Red and Violet eyes are very rare and only naturally happen with people who have albinism.  This happens because they have virtually no pigmentation in their iris, and so their blood vessels show through.  Many like to state Elizabeth Taylor as someone who has “violet eyes”, but they only appeared that way because they were a very deep blue that sometimes would appear to take on a more violet hue.

This means that it all depends on what genes each individual parent has.  It is possible to have two parents with brown eyes who have a close to 0% (including mutations) chance of having a child with green or blue eyes.  Some people simply don’t have the recessive genes for a child to have green or blue eyes.

If a person with dark brown eyes who has no recessive green/blue genes has a child with someone with blue eyes… Every single child will have brown eyes.  Those children all now carry the recessive blue eye gene, but none of them will have blue eyes.

Please note when speaking of these, the general native population’s genetic ancestry is taken into account.  This doesn’t account for immigration and genetic admixture over time.

———

Heterochromia (you didn’t think I’d pass up a chance to touch on this, did you?)
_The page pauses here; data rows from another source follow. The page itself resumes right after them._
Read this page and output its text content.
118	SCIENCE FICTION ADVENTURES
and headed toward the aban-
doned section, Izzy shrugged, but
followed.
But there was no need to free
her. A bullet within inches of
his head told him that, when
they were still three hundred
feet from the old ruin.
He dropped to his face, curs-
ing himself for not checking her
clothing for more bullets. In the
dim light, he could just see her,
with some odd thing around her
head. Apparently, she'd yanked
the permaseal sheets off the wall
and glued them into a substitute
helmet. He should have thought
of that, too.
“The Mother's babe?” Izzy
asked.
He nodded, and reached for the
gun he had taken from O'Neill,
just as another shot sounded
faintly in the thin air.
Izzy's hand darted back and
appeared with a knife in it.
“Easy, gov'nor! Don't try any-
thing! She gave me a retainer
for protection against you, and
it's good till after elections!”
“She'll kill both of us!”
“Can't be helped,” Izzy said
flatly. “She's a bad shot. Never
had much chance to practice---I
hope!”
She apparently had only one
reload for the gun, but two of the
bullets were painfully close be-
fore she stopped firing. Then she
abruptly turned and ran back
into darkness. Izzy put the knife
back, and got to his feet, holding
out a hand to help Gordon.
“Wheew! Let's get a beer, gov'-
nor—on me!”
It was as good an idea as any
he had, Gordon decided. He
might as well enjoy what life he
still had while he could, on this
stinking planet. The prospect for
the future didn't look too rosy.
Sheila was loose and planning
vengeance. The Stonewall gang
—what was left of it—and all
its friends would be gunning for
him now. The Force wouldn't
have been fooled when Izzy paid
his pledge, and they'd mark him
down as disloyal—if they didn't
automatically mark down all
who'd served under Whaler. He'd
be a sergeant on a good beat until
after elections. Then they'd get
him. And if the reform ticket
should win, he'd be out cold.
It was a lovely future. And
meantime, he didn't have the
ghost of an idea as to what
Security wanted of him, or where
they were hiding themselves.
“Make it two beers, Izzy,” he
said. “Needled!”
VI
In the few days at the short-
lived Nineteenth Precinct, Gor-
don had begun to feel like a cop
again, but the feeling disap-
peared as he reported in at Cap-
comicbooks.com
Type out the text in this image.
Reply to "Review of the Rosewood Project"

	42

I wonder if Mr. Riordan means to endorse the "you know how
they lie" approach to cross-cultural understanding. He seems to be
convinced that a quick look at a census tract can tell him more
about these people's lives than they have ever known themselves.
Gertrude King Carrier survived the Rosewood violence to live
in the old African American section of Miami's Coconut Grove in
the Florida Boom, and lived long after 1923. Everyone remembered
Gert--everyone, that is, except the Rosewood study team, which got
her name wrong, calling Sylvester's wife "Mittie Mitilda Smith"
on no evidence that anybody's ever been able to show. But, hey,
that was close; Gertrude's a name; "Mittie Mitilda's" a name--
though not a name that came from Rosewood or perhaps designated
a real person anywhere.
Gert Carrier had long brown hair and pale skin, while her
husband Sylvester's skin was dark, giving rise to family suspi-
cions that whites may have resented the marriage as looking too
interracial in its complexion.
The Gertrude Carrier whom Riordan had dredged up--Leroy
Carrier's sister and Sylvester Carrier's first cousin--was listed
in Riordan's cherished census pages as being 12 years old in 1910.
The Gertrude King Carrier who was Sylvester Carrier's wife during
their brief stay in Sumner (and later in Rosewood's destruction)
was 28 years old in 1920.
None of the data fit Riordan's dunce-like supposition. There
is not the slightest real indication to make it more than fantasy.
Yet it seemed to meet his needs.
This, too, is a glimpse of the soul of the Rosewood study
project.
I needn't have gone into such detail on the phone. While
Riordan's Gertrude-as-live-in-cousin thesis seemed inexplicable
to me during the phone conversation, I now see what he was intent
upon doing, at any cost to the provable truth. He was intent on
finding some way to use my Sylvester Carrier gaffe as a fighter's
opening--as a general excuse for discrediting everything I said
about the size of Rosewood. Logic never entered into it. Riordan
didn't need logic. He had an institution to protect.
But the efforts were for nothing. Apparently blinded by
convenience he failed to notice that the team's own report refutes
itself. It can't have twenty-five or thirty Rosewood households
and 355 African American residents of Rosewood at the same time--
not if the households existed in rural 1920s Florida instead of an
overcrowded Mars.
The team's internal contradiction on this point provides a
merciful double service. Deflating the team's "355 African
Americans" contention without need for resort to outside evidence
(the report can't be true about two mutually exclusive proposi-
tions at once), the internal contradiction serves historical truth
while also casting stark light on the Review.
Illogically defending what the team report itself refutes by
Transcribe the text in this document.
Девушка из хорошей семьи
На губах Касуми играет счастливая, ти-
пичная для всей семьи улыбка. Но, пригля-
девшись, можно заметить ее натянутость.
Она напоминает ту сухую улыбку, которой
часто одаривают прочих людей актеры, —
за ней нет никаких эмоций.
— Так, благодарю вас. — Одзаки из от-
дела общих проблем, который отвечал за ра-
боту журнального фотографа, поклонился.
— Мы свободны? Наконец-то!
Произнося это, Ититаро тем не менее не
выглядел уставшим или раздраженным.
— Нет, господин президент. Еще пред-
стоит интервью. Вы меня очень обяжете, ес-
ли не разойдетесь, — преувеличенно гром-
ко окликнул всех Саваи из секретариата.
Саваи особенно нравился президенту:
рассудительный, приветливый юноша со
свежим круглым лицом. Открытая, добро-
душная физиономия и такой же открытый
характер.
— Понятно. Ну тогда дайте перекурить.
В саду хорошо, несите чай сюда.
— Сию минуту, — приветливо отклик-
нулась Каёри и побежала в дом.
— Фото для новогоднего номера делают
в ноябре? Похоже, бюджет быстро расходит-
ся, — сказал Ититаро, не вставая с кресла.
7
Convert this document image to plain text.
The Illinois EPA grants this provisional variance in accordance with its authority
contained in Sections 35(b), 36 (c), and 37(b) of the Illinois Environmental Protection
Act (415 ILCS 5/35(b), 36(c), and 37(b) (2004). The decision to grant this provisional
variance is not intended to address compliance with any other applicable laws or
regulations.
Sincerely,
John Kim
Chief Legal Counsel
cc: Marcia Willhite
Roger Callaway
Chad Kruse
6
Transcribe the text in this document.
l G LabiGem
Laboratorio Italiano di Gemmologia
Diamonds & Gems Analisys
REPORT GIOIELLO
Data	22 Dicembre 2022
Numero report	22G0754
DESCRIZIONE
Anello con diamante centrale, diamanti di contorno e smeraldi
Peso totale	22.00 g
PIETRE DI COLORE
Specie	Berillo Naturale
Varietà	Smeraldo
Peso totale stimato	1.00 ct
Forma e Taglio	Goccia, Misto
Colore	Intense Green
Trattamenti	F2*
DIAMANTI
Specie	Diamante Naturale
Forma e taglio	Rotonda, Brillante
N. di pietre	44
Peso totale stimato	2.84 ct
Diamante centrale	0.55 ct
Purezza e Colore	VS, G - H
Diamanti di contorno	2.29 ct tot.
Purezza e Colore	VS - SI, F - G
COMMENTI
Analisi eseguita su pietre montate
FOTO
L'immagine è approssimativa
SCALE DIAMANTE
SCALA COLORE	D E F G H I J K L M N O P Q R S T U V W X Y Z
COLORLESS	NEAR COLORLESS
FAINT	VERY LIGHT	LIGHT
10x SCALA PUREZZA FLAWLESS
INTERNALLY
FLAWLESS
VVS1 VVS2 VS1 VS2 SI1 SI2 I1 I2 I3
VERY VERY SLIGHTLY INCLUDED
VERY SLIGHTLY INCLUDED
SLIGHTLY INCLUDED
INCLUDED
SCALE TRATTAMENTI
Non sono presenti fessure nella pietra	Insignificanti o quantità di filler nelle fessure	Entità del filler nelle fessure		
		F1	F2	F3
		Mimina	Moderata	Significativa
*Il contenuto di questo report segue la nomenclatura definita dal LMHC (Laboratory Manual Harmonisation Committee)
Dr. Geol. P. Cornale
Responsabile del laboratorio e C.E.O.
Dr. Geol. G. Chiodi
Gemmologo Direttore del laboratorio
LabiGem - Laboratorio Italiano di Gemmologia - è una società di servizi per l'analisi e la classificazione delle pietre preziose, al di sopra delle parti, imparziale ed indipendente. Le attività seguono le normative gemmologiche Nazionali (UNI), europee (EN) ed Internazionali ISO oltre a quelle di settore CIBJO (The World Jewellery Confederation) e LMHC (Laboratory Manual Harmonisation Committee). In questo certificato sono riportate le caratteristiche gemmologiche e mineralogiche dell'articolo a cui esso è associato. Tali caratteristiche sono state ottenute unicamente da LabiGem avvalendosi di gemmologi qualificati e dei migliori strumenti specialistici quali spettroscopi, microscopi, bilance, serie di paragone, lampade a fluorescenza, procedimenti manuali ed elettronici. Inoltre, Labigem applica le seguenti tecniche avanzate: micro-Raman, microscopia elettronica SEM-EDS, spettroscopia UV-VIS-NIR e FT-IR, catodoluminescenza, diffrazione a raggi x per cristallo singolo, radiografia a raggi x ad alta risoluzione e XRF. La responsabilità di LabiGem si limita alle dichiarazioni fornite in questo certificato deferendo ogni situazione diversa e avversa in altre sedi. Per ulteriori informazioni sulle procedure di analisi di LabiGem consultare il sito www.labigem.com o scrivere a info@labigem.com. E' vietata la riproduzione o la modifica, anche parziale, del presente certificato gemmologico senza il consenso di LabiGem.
Heterochromia is a condition in which a person’s eyes are different colors. 

Sometimes this only happens in a small portion of someone’s eye, such as “central heterochromia

Sectoral heterochromia is where a part of one iris is different, but the rest is the same as the other eye.

Complete heterochromia is where one eye is an entirely different color from the other.

Heterochromia has many different causes, from certain genetic disorders, to medical chimerism (a person’s body actually being made up of two different people’s genetics in different places) and injury.

The bottom part is actually pretty helpful for figuring out how genetics will work with my characters and their parents’ traits.

Wow, that was actually very informative and interesting. I have grey eyes (which I’ve always called blue because it’s easier) so it was nice to be able to read something about them.